Negative selection algorithm
The negative selection algorithm is inspired by the self-non-self discriminating behavior observed in the immune system acquired by mammals. The theory of acquired immunity takes into account the adaptive behavior of the immune system, including the continued selection and proliferation of cells that select potentially harmful (and usually foreign) material in the body. An interesting aspect of this process is that it is responsible for managing a population of immune cells that do not select tissues in the body, in particular it does not create self-reactive immune cells called autoimmunity.
This problem is known as self-discrimination, and it involves the preparation and ongoing maintenance of a repertoire of immune cells so that none are autoimmune. This is achieved by a negative selection process which selects and removes cells that are autoreactive during cell creation and proliferation. This process has been observed in the preparation of T cells, the naive versions of which are matured using a positive and negative selection process in the thymus.
The principle of self-non-self discrimination suggests that the anticipatory assumptions made in the clonal selection are filtered by regions of infeasibility (protein conformations that bind to self-tissues). Moreover, the self-non-self immunological paradigm proposes the modeling of the unknown domain (pathogen encountered) by modeling the complement of what is known. This is not intuitive because the natural tendency is to classify unknown information by what is different from what is known, rather than guessing the unknown information and filtering those guesses by what is known.
The information processing principles of the process of self-non-self discrimination by the negative selection algorithm are those of the anomaly and change detection systems which model the anticipation of the variation of what is known. . The principle is achieved by building a model of changes, anomalies or unknown data (non-normal or non-self) by generating models that do not correspond to an existing corpus of available models (normal or self). The prepared non-normal model is then used to monitor existing normal data or new data streams by looking for matches with the non-normal models.

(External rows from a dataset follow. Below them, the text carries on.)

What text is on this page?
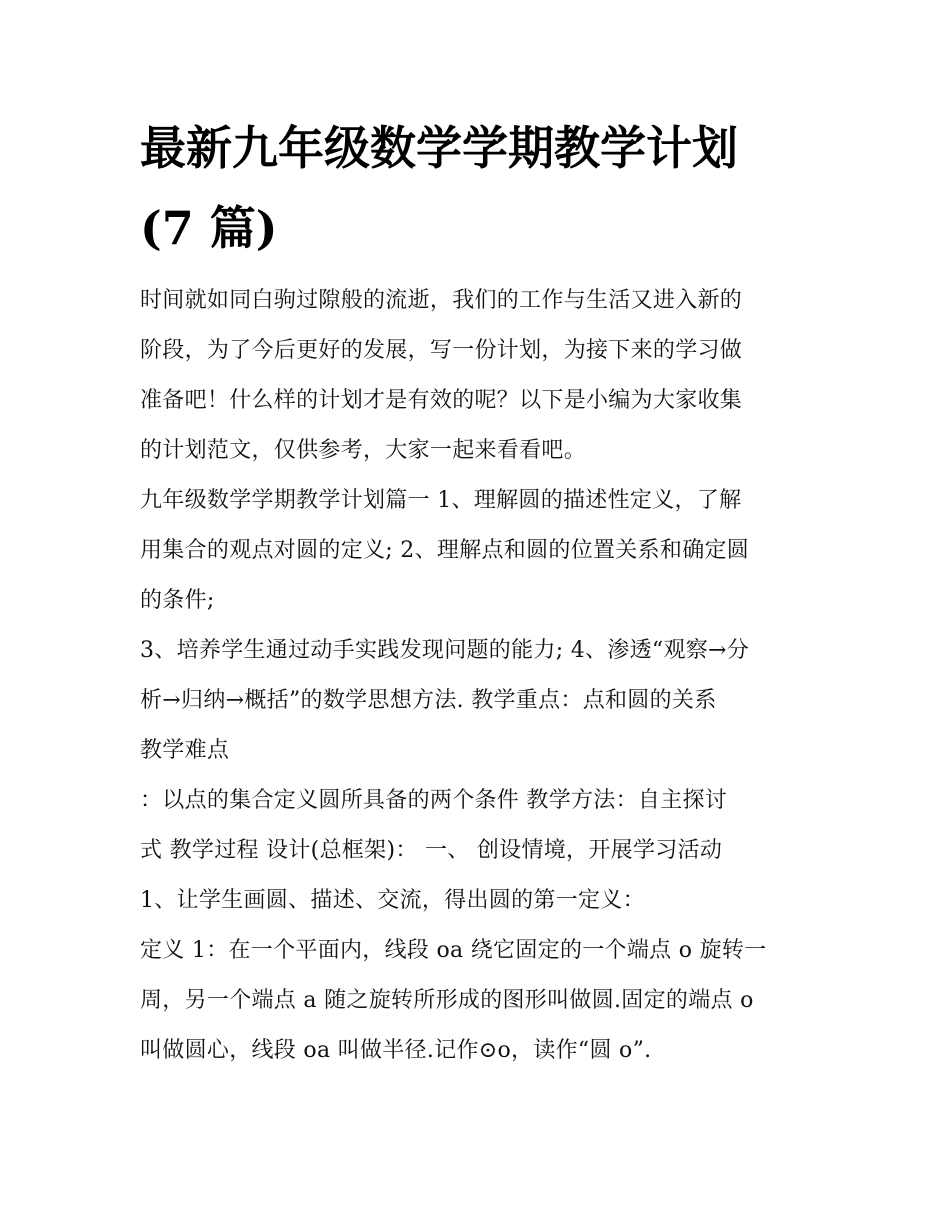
最新九年级数学学期教学计划
(7 篇)

时间就如同白驹过隙般的流逝，我们的工作与生活又进入新的

阶段，为了今后更好的发展，写一份计划，为接下来的学习做

准备吧！什么样的计划才是有效的呢？以下是小编为大家收集

的计划范文，仅供参考，大家一起来看看吧。

九年级数学学期教学计划篇一 1、理解圆的描述性定义，了解

用集合的观点对圆的定义; 2、理解点和圆的位置关系和确定圆

的条件;

3、培养学生通过动手实践发现问题的能力; 4、渗透“观察→分

析→归纳→概括”的数学思想方法. 教学重点：点和圆的关系

教学难点

：以点的集合定义圆所具备的两个条件 教学方法：自主探讨

式 教学过程 设计(总框架)： 一、 创设情境，开展学习活动

1、让学生画圆、描述、交流，得出圆的第一定义：

定义 1：在一个平面内，线段 oa 绕它固定的一个端点 o 旋转一

周，另一个端点 a 随之旋转所形成的图形叫做圆.固定的端点 o

叫做圆心，线段 oa 叫做半径.记作⊙o，读作“圆 o”.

The following algorithm provides a pseudocode of the detector generation procedure for the negative selection algorithm.
The following algorithm provides a pseudocode of the detector application procedure for the negative selection algorithm.
The negative selection algorithm was designed for change detection, novelty detection, intrusion detection and recognition of similar patterns and two-class classification problem areas. Traditional negative selection algorithms used binary representations and binary matching rules such as Hamming distance and r-contiguous bits.
A data representation should be selected that best suits a given problem domain, and a matching rule is in turn selected or matched to the data representation. Detectors can be prepared without prior knowledge of the definition field other than the known dataset (normal or standalone).
The algorithm can be configured to balance the convergence of the detectors (quality of matches) and the complexity space (number of detectors). The lack of dependency between detectors means that the preparation and application of detectors are inherently parallel and suitable for distributed and parallel implementation, respectively.